全国公募の自主制作映画13本を上映する「福井映画祭12th」が12月1、2日、福井市の映画館「メトロ劇場」で開かれる。今回は補助金を一切使わず、会場を鯖江市内から福井市に変更し再スタートを切る。苦しい台所事情ながらおよそ2年ぶりの開催にこぎ着けた実行委は「偶然にも『居場所を求める』をキーワードにした作品が多く集まった。今の時代を色濃く反映した空気感を感じに来て」と呼び掛けている。
同映画祭は2006年に始まった。
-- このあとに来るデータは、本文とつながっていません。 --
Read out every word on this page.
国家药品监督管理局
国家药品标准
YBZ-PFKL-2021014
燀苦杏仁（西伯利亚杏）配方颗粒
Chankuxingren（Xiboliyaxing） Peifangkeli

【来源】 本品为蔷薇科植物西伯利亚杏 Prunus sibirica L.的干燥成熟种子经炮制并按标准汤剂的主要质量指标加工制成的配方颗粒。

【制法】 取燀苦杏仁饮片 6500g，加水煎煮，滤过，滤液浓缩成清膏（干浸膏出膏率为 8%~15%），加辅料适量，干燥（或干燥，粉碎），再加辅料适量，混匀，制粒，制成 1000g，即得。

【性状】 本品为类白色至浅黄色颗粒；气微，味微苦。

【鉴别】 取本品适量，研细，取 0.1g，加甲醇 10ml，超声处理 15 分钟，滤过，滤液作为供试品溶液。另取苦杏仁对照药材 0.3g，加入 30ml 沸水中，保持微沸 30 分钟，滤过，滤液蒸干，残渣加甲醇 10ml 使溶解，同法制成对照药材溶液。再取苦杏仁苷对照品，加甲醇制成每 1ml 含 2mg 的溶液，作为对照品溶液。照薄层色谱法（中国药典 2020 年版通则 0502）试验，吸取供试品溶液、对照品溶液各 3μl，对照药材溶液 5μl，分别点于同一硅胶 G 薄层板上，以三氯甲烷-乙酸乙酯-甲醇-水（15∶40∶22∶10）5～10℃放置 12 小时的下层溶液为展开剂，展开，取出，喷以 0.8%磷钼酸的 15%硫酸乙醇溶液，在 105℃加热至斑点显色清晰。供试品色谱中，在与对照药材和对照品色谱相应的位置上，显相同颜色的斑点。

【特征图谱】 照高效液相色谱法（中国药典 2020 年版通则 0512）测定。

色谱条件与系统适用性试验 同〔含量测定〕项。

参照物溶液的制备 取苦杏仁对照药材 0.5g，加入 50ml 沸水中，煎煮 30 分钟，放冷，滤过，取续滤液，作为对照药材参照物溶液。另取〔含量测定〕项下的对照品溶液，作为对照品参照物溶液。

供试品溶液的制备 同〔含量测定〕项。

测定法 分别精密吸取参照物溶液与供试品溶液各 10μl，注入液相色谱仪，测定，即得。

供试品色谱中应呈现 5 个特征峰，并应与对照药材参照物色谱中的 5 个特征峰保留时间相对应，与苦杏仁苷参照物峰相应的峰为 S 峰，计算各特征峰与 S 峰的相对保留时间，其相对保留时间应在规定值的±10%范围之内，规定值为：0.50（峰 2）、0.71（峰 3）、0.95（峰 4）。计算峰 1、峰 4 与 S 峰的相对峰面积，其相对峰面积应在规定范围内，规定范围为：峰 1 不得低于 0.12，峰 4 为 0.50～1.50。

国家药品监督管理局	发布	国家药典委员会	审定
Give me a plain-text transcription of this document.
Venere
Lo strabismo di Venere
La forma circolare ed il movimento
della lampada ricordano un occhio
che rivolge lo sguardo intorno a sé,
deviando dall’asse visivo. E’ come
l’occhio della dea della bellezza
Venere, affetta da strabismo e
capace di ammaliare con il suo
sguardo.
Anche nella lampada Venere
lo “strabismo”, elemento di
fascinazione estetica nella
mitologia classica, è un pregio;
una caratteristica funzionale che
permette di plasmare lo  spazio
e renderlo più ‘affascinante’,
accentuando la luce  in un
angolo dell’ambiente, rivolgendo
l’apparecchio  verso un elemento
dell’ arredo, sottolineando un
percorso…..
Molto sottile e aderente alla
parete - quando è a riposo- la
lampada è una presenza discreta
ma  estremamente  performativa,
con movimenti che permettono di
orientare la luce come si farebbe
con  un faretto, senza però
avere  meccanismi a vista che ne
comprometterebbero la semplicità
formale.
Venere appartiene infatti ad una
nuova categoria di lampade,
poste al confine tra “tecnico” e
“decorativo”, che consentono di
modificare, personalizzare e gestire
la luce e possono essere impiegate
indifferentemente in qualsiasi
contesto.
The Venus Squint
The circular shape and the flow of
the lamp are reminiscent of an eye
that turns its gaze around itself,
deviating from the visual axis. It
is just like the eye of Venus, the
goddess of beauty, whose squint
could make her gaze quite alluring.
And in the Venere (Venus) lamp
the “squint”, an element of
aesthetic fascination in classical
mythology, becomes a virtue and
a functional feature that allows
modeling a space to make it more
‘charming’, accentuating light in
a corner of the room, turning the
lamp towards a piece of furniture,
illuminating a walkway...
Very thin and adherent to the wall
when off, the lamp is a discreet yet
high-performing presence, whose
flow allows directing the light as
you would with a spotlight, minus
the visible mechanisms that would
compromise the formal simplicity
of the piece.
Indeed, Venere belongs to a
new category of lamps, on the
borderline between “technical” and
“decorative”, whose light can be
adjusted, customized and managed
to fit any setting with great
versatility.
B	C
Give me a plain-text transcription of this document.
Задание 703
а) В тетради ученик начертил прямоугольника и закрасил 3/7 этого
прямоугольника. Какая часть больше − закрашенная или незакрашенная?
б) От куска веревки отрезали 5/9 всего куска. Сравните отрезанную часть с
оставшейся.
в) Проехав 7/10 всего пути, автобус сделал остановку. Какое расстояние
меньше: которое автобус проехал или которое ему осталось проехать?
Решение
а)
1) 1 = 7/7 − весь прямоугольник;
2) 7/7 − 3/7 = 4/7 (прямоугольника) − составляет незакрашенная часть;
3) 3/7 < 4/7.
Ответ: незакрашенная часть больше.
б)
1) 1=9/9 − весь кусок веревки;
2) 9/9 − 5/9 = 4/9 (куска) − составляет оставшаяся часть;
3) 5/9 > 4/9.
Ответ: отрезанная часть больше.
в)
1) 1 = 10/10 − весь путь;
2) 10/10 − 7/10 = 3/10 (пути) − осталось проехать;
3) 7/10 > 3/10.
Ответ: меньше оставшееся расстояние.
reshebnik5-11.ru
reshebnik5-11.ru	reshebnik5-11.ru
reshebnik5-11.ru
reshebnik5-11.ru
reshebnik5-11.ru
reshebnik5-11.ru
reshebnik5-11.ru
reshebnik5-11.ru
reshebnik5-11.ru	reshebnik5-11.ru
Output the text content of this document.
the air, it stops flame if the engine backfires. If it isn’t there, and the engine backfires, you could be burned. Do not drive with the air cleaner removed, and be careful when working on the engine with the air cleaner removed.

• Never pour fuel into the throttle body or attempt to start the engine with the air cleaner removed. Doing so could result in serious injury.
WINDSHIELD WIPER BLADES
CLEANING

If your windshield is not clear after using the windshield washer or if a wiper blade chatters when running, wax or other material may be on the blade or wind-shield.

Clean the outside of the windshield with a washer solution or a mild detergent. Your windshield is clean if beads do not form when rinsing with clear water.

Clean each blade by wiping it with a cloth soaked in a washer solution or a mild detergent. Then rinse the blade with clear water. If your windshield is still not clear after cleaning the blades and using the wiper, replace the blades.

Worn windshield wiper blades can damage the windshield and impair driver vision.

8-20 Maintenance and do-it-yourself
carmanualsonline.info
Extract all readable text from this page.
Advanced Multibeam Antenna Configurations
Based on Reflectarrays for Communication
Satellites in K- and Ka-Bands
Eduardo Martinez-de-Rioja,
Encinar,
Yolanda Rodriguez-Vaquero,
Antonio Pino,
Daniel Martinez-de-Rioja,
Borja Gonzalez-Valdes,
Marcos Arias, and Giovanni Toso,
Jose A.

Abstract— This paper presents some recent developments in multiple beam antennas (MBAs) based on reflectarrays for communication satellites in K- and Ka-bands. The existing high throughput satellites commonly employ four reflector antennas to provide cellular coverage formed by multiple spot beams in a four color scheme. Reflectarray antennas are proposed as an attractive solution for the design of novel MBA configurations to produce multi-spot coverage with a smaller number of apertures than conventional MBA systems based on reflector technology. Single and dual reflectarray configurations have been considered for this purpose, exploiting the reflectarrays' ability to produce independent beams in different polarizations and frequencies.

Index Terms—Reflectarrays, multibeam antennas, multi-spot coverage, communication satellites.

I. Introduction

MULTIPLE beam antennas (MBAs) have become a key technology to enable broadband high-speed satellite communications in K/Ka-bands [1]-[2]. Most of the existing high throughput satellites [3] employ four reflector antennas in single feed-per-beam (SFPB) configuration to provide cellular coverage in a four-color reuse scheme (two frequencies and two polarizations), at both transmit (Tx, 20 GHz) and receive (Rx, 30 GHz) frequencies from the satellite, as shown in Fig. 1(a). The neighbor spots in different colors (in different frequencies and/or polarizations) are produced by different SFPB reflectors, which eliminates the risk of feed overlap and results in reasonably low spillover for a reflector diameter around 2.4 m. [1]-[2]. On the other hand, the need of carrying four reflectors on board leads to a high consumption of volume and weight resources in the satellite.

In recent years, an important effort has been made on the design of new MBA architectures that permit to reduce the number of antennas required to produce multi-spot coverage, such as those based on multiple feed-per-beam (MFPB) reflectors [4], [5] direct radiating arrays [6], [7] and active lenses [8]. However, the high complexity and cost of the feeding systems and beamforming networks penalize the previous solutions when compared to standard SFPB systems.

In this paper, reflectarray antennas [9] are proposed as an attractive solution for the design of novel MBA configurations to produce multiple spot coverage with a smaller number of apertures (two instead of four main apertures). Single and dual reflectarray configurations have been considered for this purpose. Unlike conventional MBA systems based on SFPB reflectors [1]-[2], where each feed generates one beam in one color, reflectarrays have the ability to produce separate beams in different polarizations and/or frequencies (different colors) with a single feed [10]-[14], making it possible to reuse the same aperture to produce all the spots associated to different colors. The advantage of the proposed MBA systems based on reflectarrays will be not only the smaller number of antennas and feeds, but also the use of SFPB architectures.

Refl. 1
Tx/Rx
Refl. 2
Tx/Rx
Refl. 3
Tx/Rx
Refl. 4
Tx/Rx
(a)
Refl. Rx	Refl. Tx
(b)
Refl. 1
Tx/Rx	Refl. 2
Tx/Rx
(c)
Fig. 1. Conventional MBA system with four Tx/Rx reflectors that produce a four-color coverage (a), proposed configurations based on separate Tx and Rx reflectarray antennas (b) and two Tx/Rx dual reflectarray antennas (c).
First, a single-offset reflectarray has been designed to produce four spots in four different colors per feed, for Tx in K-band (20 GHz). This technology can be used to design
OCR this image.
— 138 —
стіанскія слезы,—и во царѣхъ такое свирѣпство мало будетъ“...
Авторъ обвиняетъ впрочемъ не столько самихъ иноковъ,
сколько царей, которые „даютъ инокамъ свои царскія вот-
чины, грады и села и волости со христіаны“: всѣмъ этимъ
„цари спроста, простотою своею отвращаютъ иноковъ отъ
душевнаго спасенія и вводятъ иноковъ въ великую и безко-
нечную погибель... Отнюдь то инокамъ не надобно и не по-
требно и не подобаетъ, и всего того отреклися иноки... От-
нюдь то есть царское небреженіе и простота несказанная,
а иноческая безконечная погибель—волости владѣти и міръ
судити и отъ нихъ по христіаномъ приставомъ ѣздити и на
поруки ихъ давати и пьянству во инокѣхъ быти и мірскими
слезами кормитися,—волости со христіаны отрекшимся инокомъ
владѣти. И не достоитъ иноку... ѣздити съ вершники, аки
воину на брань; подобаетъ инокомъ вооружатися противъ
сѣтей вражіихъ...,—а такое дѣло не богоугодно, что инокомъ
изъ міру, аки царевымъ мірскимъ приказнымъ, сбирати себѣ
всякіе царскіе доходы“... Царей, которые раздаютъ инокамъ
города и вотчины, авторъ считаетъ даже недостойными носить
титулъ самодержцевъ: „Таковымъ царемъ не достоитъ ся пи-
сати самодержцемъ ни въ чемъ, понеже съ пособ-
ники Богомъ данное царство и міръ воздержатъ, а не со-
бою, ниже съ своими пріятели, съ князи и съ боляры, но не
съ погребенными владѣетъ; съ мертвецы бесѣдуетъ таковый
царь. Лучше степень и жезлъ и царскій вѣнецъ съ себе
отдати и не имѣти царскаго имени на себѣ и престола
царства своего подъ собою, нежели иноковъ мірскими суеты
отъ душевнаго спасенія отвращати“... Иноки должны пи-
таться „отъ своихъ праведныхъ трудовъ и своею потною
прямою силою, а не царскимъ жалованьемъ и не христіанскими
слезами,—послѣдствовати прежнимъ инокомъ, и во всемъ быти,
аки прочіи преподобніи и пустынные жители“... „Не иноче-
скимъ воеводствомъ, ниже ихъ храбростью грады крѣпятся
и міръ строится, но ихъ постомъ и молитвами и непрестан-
グランプリを受賞した作品が別の映画祭で最高賞に輝いたり、国際映画祭に正式出品されたり、質の高い作品が上映されている。全国的には珍しく時間を制限せず長編作品を受け付けており、短編で経験を積んだ監督が、新たに制作した長編を出品し腕試しをする場にもなっている。
毎年鯖江市内で開催していたが都合により会場を変更することになり体制を一新。協賛金を約20件かき集め、それでも足りない分は実行委のスタッフがポケットマネーを出し、なんとか開催費用を捻出した。
低予算の中、メトロ劇場に会場として利用させてもらえないか相談。1日は普段より安く鑑賞できる「映画の日」。丸2日間映画館を貸し出すことは、書き入れ時を逃すことになる。それでも館主の根岸輝尚さん(42)は「レベルの高い作品が集まっており、採算度外視でも応援するべきだと思った。スタッフの熱意にも押された」と承諾。さらに通常の半額以下で館を貸すことにした。
前回より65点多い277点が国内外から寄せられ、ヒューマンドラマや青春作品など長編4本、短編4本、アニメーション5本を厳選した。1日は午後1時に開演し長短編4本を上映。2日は午前11時からで午前中はアニメーション5本、午後は長短編を鑑賞できる。観客の採点でグランプリを決める。
酒井潤実行委員長は「興味深いことに、毎年たまたまキーワードが共通した映画が集まる。改めてたくさんの人に見に来てほしい」と話している。